Pepperdine Libraries to Host Panel Discussion with Artist Phung Huynh
On Thursday, September 7, at 3 PM, Pepperdine Libraries will present a panel conversation with artist Phung Huynh, whose exhibition, Donut (W)hole, is on display in the Payson Library Exhibit Gallery through September 10, 2023. The event is free and will be held in the Surfboard Room at the Payson Library on the Malibu campus.
Huynh’s exhibition features serigraphs of and on pink doughnut boxes, which are iconic in Southern California’s Cambodian American (Khmerican) community. Approximately 80 percent of doughnut shops in the Southland are owned and operated by Cambodian refugees and their children, and the signature pink doughnut boxes are an innovation credited to Ted Ngoy, who fled the Khmer Rouge in 1975 and opened Christy’s Donut Shop in La Habra in 1979.
Inspired by her experience as a refugee of Cambodian and Chinese descent from Vietnam, Huynh’s artwork explores the doughnut shop as a cultural space where refugees and immigrants reshape their lives through the processes of assimilating, negotiating identities, and becoming American. “The Donut (W)hole exhibition holds a very special place in my heart because I have the opportunity to highlight people from my Southeast Asian refugee community,” says Huynh. “I have the honor of sharing stories about surviving war and genocide, resilience, othering and cultural assimilation, and the second and third generation of Cambodians and Cambodian Americans in the United States who play a unique role in the American narrative while navigating intergenerational trauma and living in the diaspora.”
Thursday’s panel discussion will be moderated by Tuan Hoang, the Blanche E. Seaver Professor of Humanities and Teacher Education and associate professor of Great Books.
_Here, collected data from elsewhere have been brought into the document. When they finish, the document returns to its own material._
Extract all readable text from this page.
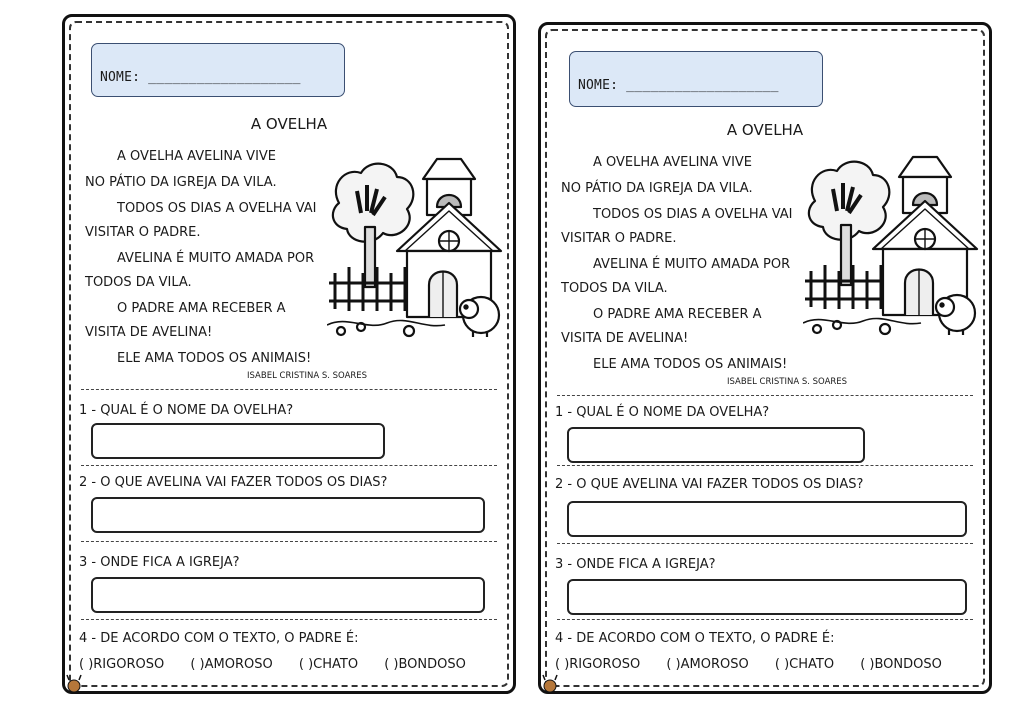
NOME: ___________________
A OVELHA
A OVELHA AVELINA VIVE
NO PÁTIO DA IGREJA DA VILA.
TODOS OS DIAS A OVELHA VAI
VISITAR O PADRE.
AVELINA É MUITO AMADA POR
TODOS DA VILA.
O PADRE AMA RECEBER A
VISITA DE AVELINA!
ELE AMA TODOS OS ANIMAIS!
ISABEL CRISTINA S. SOARES
1 - QUAL É O NOME DA OVELHA?
2 - O QUE AVELINA VAI FAZER TODOS OS DIAS?
3 - ONDE FICA A IGREJA?
4 - DE ACORDO COM O TEXTO, O PADRE É:
( )RIGOROSO ( )AMOROSO ( )CHATO ( )BONDOSO
NOME: ___________________
A OVELHA
A OVELHA AVELINA VIVE
NO PÁTIO DA IGREJA DA VILA.
TODOS OS DIAS A OVELHA VAI
VISITAR O PADRE.
AVELINA É MUITO AMADA POR
TODOS DA VILA.
O PADRE AMA RECEBER A
VISITA DE AVELINA!
ELE AMA TODOS OS ANIMAIS!
ISABEL CRISTINA S. SOARES
1 - QUAL É O NOME DA OVELHA?
2 - O QUE AVELINA VAI FAZER TODOS OS DIAS?
3 - ONDE FICA A IGREJA?
4 - DE ACORDO COM O TEXTO, O PADRE É:
( )RIGOROSO ( )AMOROSO ( )CHATO ( )BONDOSO
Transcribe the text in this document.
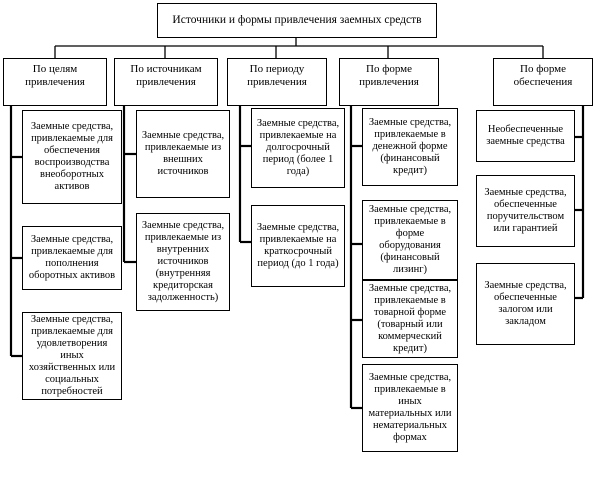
Источники и формы привлечения заемных средств
По целям привлечения
По источникам привлечения
По периоду привлечения
По форме привлечения
По форме обеспечения
Заемные средства, привлекаемые для обеспечения воспроизводства внеоборотных активов
Заемные средства, привлекаемые для пополнения оборотных активов
Заемные средства, привлекаемые для удовлетворения иных хозяйственных или социальных потребностей
Заемные средства, привлекаемые из внешних источников
Заемные средства, привлекаемые из внутренних источников (внутренняя кредиторская задолженность)
Заемные средства, привлекаемые на долгосрочный период (более 1 года)
Заемные средства, привлекаемые на краткосрочный период (до 1 года)
Заемные средства, привлекаемые в денежной форме (финансовый кредит)
Заемные средства, привлекаемые в форме оборудования (финансовый лизинг)
Заемные средства, привлекаемые в товарной форме (товарный или коммерческий кредит)
Заемные средства, привлекаемые в иных материальных или нематериальных формах
Необеспеченные заемные средства
Заемные средства, обеспеченные поручительством или гарантией
Заемные средства, обеспеченные залогом или закладом
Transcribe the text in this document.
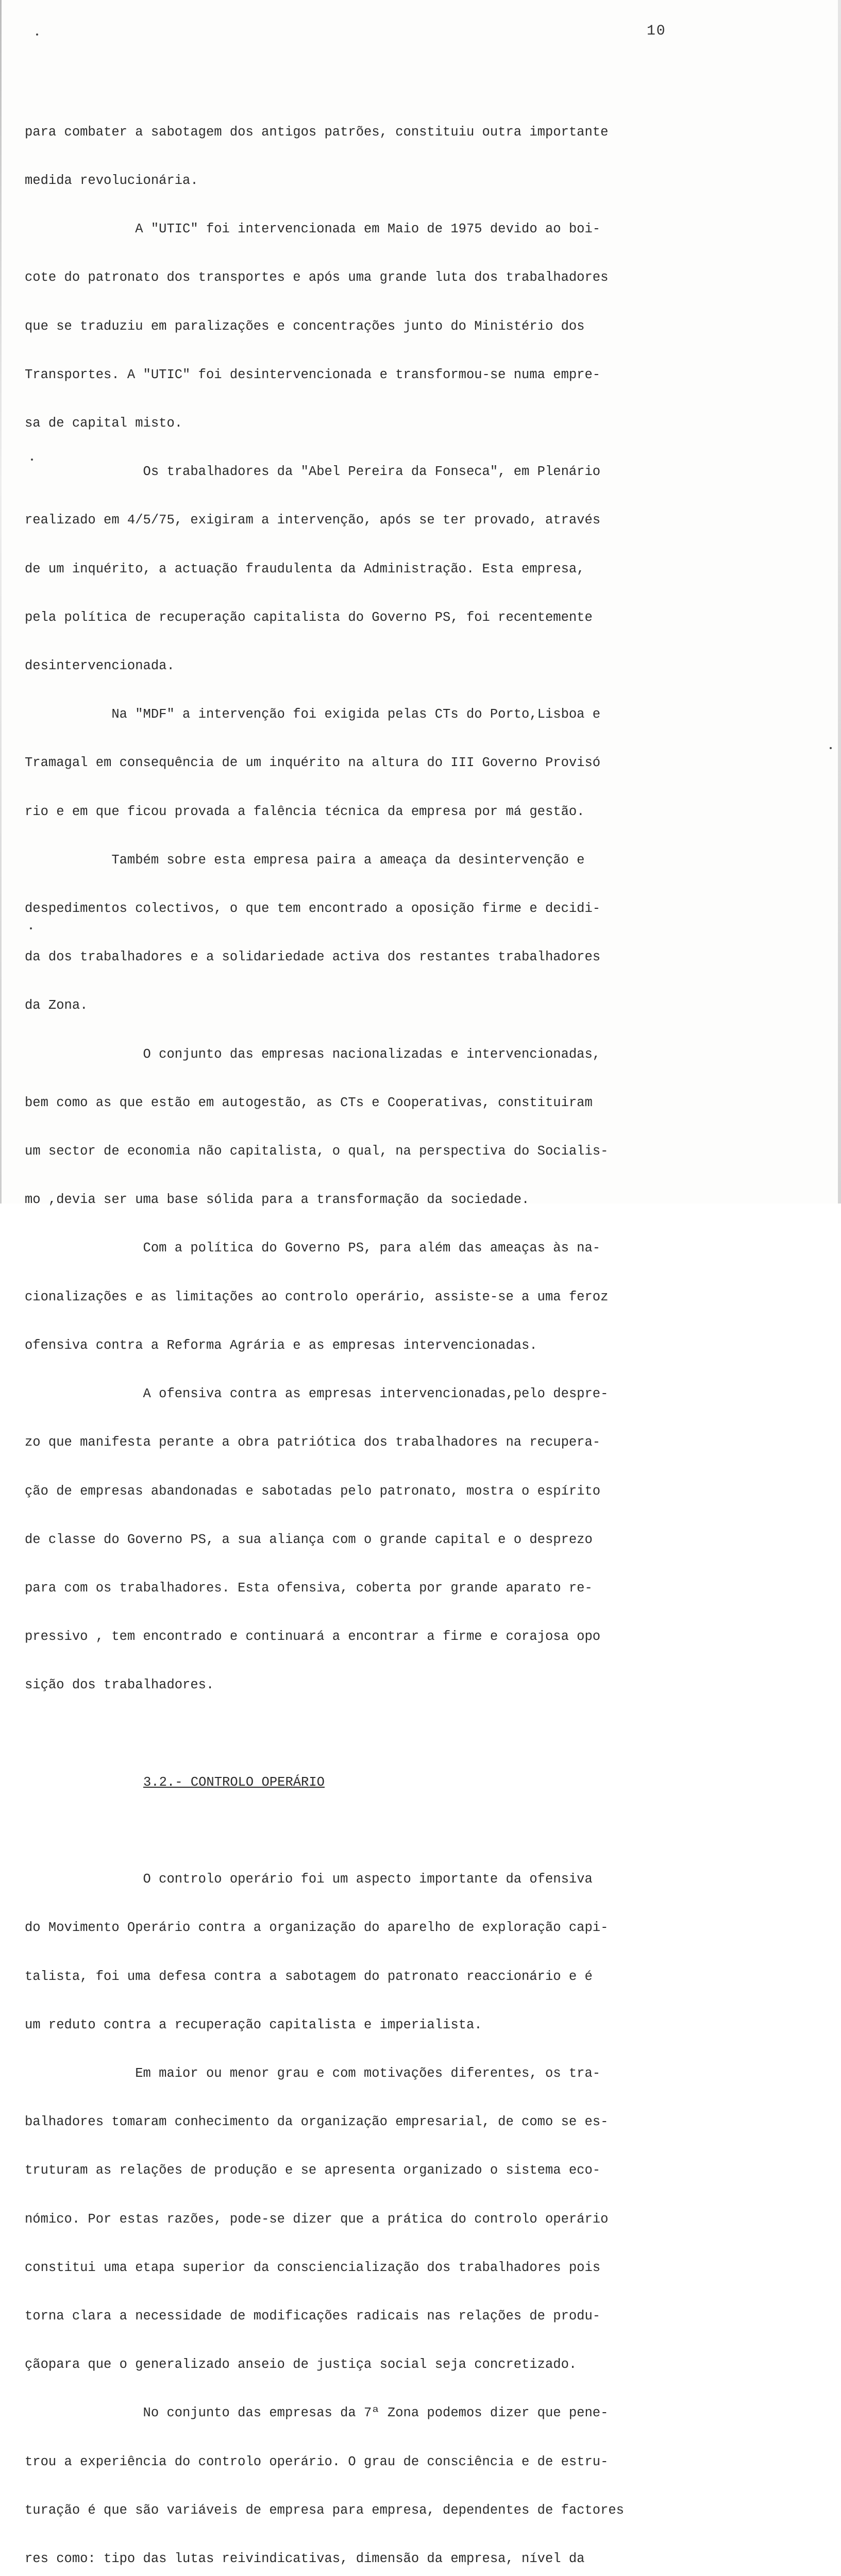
10

para combater a sabotagem dos antigos patrões, constituiu outra importante

medida revolucionária.

A "UTIC" foi intervencionada em Maio de 1975 devido ao boi-

cote do patronato dos transportes e após uma grande luta dos trabalhadores

que se traduziu em paralizações e concentrações junto do Ministério dos

Transportes. A "UTIC" foi desintervencionada e transformou-se numa empre-

sa de capital misto.

Os trabalhadores da "Abel Pereira da Fonseca", em Plenário

realizado em 4/5/75, exigiram a intervenção, após se ter provado, através

de um inquérito, a actuação fraudulenta da Administração. Esta empresa,

pela política de recuperação capitalista do Governo PS, foi recentemente

desintervencionada.

Na "MDF" a intervenção foi exigida pelas CTs do Porto,Lisboa e

Tramagal em consequência de um inquérito na altura do III Governo Provisó

rio e em que ficou provada a falência técnica da empresa por má gestão.

Também sobre esta empresa paira a ameaça da desintervenção e

despedimentos colectivos, o que tem encontrado a oposição firme e decidi-

da dos trabalhadores e a solidariedade activa dos restantes trabalhadores

da Zona.

O conjunto das empresas nacionalizadas e intervencionadas,

bem como as que estão em autogestão, as CTs e Cooperativas, constituiram

um sector de economia não capitalista, o qual, na perspectiva do Socialis-

mo ,devia ser uma base sólida para a transformação da sociedade.

Com a política do Governo PS, para além das ameaças às na-

cionalizações e as limitações ao controlo operário, assiste-se a uma feroz

ofensiva contra a Reforma Agrária e as empresas intervencionadas.

A ofensiva contra as empresas intervencionadas,pelo despre-

zo que manifesta perante a obra patriótica dos trabalhadores na recupera-

ção de empresas abandonadas e sabotadas pelo patronato, mostra o espírito

de classe do Governo PS, a sua aliança com o grande capital e o desprezo

para com os trabalhadores. Esta ofensiva, coberta por grande aparato re-

pressivo , tem encontrado e continuará a encontrar a firme e corajosa opo

sição dos trabalhadores.

3.2.- CONTROLO OPERÁRIO

O controlo operário foi um aspecto importante da ofensiva

do Movimento Operário contra a organização do aparelho de exploração capi-

talista, foi uma defesa contra a sabotagem do patronato reaccionário e é

um reduto contra a recuperação capitalista e imperialista.

Em maior ou menor grau e com motivações diferentes, os tra-

balhadores tomaram conhecimento da organização empresarial, de como se es-

truturam as relações de produção e se apresenta organizado o sistema eco-

nómico. Por estas razões, pode-se dizer que a prática do controlo operário

constitui uma etapa superior da consciencialização dos trabalhadores pois

torna clara a necessidade de modificações radicais nas relações de produ-

çãopara que o generalizado anseio de justiça social seja concretizado.

No conjunto das empresas da 7ª Zona podemos dizer que pene-

trou a experiência do controlo operário. O grau de consciência e de estru-

turação é que são variáveis de empresa para empresa, dependentes de factores

res como: tipo das lutas reivindicativas, dimensão da empresa, nível da
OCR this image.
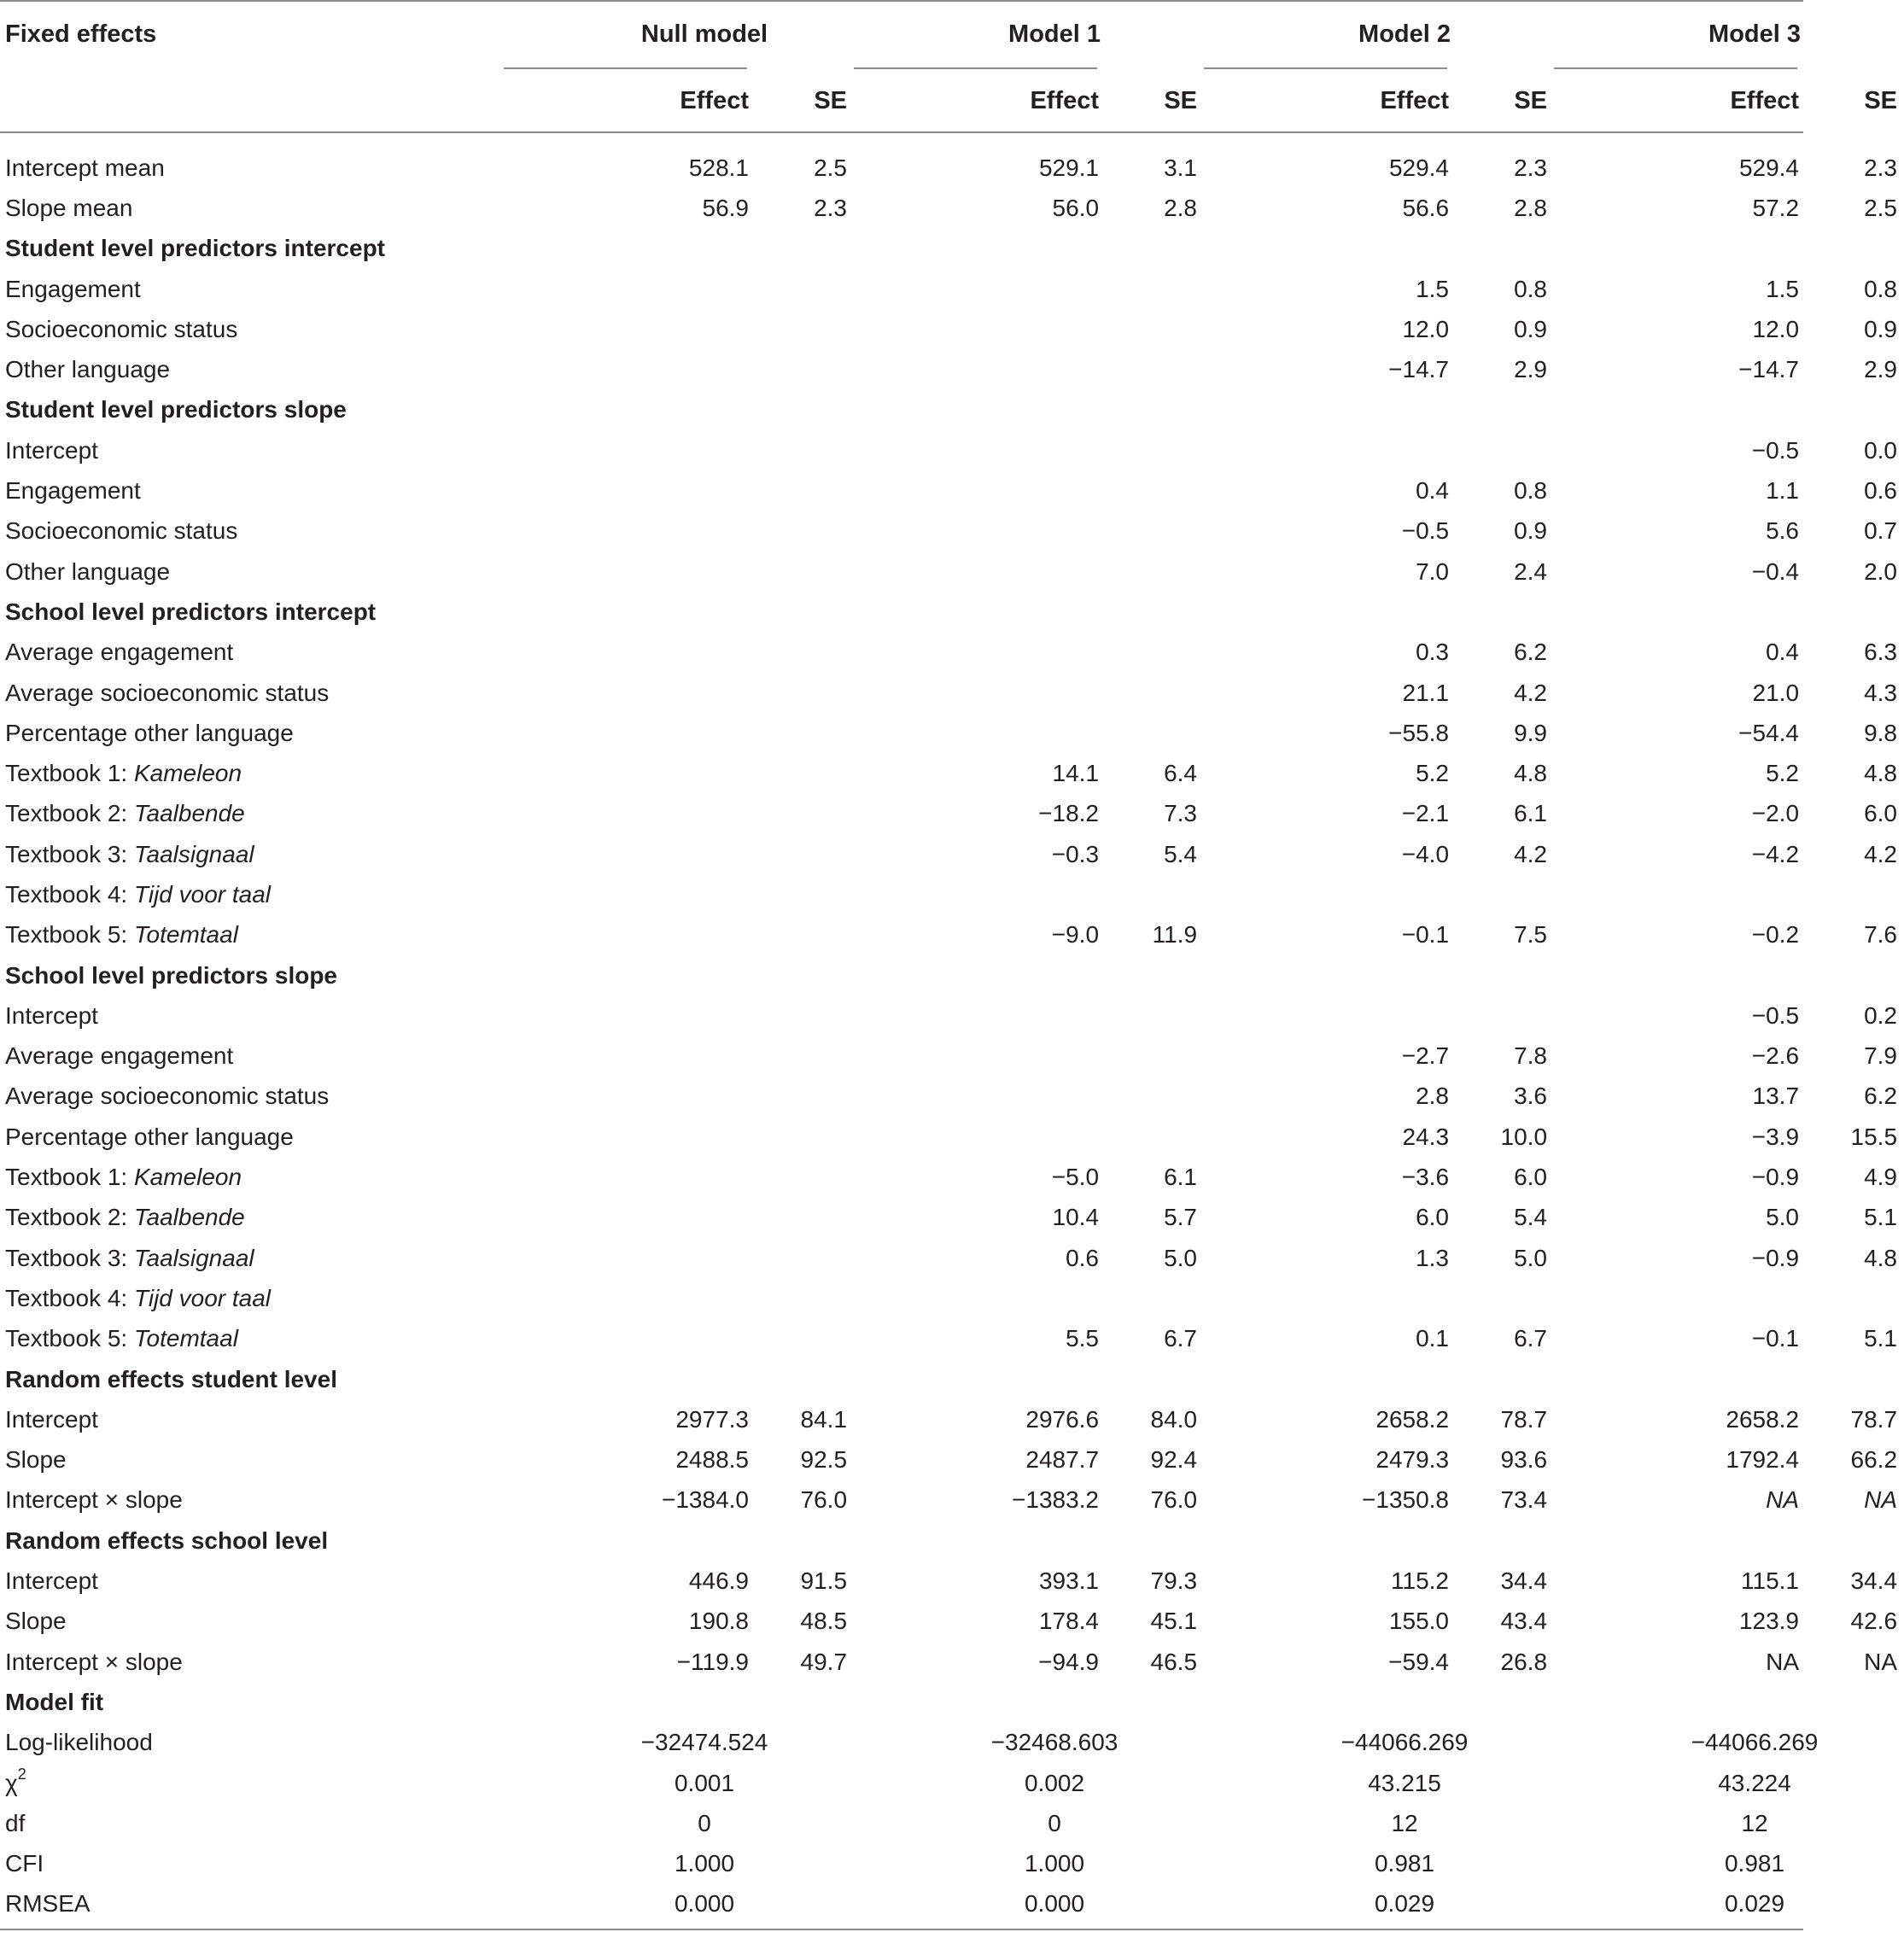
Fixed effects	Null model		Model 1		Model 2		Model 3	
	Effect	SE	Effect	SE	Effect	SE	Effect	SE

Intercept mean	528.1	2.5	529.1	3.1	529.4	2.3	529.4	2.3
Slope mean	56.9	2.3	56.0	2.8	56.6	2.8	57.2	2.5
Student level predictors intercept								
Engagement					1.5	0.8	1.5	0.8
Socioeconomic status					12.0	0.9	12.0	0.9
Other language					−14.7	2.9	−14.7	2.9
Student level predictors slope								
Intercept							−0.5	0.0
Engagement					0.4	0.8	1.1	0.6
Socioeconomic status					−0.5	0.9	5.6	0.7
Other language					7.0	2.4	−0.4	2.0
School level predictors intercept								
Average engagement					0.3	6.2	0.4	6.3
Average socioeconomic status					21.1	4.2	21.0	4.3
Percentage other language					−55.8	9.9	−54.4	9.8
Textbook 1: Kameleon			14.1	6.4	5.2	4.8	5.2	4.8
Textbook 2: Taalbende			−18.2	7.3	−2.1	6.1	−2.0	6.0
Textbook 3: Taalsignaal			−0.3	5.4	−4.0	4.2	−4.2	4.2
Textbook 4: Tijd voor taal								
Textbook 5: Totemtaal			−9.0	11.9	−0.1	7.5	−0.2	7.6
School level predictors slope								
Intercept							−0.5	0.2
Average engagement					−2.7	7.8	−2.6	7.9
Average socioeconomic status					2.8	3.6	13.7	6.2
Percentage other language					24.3	10.0	−3.9	15.5
Textbook 1: Kameleon			−5.0	6.1	−3.6	6.0	−0.9	4.9
Textbook 2: Taalbende			10.4	5.7	6.0	5.4	5.0	5.1
Textbook 3: Taalsignaal			0.6	5.0	1.3	5.0	−0.9	4.8
Textbook 4: Tijd voor taal								
Textbook 5: Totemtaal			5.5	6.7	0.1	6.7	−0.1	5.1
Random effects student level								
Intercept	2977.3	84.1	2976.6	84.0	2658.2	78.7	2658.2	78.7
Slope	2488.5	92.5	2487.7	92.4	2479.3	93.6	1792.4	66.2
Intercept × slope	−1384.0	76.0	−1383.2	76.0	−1350.8	73.4	NA	NA
Random effects school level								
Intercept	446.9	91.5	393.1	79.3	115.2	34.4	115.1	34.4
Slope	190.8	48.5	178.4	45.1	155.0	43.4	123.9	42.6
Intercept × slope	−119.9	49.7	−94.9	46.5	−59.4	26.8	NA	NA
Model fit								
Log-likelihood	−32474.524		−32468.603		−44066.269		−44066.269	
$\chi^2$	0.001		0.002		43.215		43.224	
df	0		0		12		12	
CFI	1.000		1.000		0.981		0.981	
RMSEA	0.000		0.000		0.029		0.029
In addition to Huynh, speakers will include Dorothy Chow, CEO of B&H Bakery Distributors and host of the Death and Cambodia, Life in America podcast; Marvella Muro, director of artistic programs and education at Self Help Graphics and former community engagement manager at the Los Angeles County Museum of Art; Jaspal S. Sandhu, founder of the Pink Box Stories blog; Dewey Tafoya, master printer at Self Help Graphics; and Mayly Tao, owner of Donut Princess Los Angeles and Ted Ngoy’s great niece.
“Phung’s vibrant prints convey the idea of the doughnut shop as a symbol of the American dream, and the idea that this dream is possible for anyone, including refugees and immigrants overcoming tremendous obstacles,” says Mark S. Roosa, Pepperdine’s dean of libraries. “I look forward to hearing about the American experience directly from some of the individuals featured in the artworks.”
A reception—including doughnuts—will follow the discussion. Registration is requested.